The Parole Board admits that it doesn’t examine or investigate innocence because that would put it in the position of retrying cases that a court should decide.


“If that’s the Board’s position, then why is it involved in the process when it’s not seriously looking at the central issue in a clemency application – actual innocence!” stated Bill Branham of Proving Innocence.


Supporters of Kensu are frustrated by the fact that the Parole Board refuses to offer any explanation for its recommendation to the Governor. PI has submitted Freedom Of Information Act requests to understand what the Parole Board's reasons were, which by law they have to state, but to no avail.


Sanders said, “How do you defend an innocent man or woman when you do not know the arguments or supposed facts that the Parole Board presented to the Governor? We know from past experience that the files of the Michigan Department of Corrections are often filled with mistakes, errors, and erroneous statements.” Most recently, the Parole Board form presented to the Governor stated falsely that Kensu had 17 Class I Misconduct tickets, which is completely untrue.”


Despite this setback, supporters of Kensu are encouraged that Michigan’s Attorney General, Dana Nessel, has recognized the state’s broken system for handling cases of actual innocence and created the Conviction Integrity Unit (CIU). The CIU is charged with undertaking extensive investigations of actual innocence and is currently considering an application from Kensu, with that review expected to be completed in 2021.

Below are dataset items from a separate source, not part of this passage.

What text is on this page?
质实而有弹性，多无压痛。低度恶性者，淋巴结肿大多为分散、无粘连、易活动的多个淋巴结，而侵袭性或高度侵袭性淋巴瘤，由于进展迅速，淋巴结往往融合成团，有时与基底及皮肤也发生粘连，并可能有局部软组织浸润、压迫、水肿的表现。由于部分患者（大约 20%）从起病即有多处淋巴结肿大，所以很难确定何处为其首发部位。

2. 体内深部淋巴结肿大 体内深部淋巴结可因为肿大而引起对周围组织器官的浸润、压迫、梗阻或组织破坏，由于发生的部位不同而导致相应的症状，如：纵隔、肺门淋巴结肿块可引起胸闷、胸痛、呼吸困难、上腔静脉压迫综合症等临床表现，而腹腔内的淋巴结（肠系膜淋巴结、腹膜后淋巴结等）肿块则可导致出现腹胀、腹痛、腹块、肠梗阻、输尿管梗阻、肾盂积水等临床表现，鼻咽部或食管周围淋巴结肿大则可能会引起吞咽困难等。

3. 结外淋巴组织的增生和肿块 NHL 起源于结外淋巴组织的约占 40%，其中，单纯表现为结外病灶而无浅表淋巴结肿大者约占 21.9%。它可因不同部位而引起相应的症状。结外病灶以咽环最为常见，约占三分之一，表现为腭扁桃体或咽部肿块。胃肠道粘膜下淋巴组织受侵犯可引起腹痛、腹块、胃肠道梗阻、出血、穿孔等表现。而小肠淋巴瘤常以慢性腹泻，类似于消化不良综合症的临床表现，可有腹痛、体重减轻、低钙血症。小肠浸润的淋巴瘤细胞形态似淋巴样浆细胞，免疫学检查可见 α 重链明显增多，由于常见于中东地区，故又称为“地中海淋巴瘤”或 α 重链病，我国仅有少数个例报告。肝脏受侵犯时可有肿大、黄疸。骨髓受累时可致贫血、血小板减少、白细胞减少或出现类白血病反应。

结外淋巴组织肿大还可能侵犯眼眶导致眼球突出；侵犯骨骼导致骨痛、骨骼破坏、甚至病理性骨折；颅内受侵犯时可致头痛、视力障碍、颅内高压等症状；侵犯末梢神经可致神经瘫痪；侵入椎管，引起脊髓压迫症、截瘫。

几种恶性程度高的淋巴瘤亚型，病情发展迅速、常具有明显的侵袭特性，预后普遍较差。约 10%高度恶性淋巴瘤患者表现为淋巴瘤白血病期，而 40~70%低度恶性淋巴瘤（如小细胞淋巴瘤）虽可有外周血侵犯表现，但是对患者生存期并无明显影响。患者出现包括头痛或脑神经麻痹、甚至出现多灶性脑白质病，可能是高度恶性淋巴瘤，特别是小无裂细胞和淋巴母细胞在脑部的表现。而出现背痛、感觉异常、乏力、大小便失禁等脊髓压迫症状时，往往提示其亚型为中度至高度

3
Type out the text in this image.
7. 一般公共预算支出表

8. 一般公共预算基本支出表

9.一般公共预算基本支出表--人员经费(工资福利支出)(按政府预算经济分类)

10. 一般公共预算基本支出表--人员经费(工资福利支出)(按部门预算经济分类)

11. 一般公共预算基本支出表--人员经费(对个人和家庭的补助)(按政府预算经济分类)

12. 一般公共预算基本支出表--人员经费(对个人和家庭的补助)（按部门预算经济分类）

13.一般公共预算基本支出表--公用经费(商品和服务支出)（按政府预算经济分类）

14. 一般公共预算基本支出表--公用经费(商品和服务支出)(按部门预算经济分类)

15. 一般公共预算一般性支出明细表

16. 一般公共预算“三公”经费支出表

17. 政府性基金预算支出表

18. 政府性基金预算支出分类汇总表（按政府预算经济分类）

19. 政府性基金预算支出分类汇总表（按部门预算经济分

“This is where our confidence lies, said Sanders. “We fully trust that the CIU’s independent review will reveal without a doubt that a great injustice was done to Temujin. Our hope is that that the Attorney General will present the facts from this comprehensive investigation to the Governor and she will do the right thing and finally free a man so terribly wronged.”


Sanders also explained that the Attorney General does not have the authority to free Kensu or any prisoner she may find innocent. Only clemency from a Governor or action by a court can do that. A request by the Attorney General to a court could mean years of litigation and years more in prison for Kensu if it is contested by St. Clair County, a likely prospect.